David Cameron was paid more than $1-million a year to lobby for the finance company Greensill Capital.
The Financial Times reports the former prime minister received a salary of £720,000 for his part-time advisory role at the firm run by the Australian financier, Lex Greensill. That figure made him one of the company’s highest earners with the head of its American division earning less than half Mr Cameron’s wage packet.
Before it collapsed into administration the company found itself at the centre of Westminster’s biggest sleaze scandal in a generation, after Mr Cameron’s efforts to lobby on behalf of Greensill by sending dozens of texts to Chancellor Rishi Sunak and other senior government figures were revealed.
The former prime minister tried to get the company access to government-backed emergency coronavirus loans. Mr Cameron was contracted to work 25 days a year as an adviser to the company’s board, meaning that he would have earned £28,800 a day.

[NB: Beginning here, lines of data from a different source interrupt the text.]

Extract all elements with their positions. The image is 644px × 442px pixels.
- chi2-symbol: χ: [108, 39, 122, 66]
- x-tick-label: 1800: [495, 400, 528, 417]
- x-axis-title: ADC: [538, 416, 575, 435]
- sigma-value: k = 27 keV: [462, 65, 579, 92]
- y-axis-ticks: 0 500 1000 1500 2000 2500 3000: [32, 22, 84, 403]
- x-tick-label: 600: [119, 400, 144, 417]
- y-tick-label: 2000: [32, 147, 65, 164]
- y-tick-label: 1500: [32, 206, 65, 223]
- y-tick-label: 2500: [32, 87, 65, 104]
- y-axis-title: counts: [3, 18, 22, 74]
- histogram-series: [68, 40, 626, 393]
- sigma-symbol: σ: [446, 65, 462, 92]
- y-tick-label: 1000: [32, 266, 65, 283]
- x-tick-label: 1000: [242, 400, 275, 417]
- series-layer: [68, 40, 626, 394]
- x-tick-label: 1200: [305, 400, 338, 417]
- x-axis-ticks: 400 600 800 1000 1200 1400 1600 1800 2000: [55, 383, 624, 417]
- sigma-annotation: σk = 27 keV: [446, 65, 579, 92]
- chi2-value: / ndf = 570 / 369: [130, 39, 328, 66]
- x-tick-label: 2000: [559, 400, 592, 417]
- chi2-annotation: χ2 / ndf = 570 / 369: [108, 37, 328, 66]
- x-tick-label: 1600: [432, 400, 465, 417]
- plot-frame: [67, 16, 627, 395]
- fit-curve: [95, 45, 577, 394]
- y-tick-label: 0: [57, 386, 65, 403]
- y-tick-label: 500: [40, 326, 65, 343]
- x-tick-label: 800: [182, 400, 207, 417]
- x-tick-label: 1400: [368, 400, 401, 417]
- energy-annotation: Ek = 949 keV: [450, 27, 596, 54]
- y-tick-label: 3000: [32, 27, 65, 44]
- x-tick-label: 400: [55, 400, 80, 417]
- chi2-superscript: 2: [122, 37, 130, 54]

When Mr Cameron gave evidence to MPs about the Greensill scandal in May, he said that he had been paid far more than he earned as prime minister, but refused to disclose the figure. His annual salary at No.10 was £150,000.
He told the Treasury select committee that he lobbied on behalf of Greensill Capital because he believed that it “had a really good idea for how to help extend credit to thousands of businesses”.
A request for a comment from Mr Cameron’s spokesman went unanswered.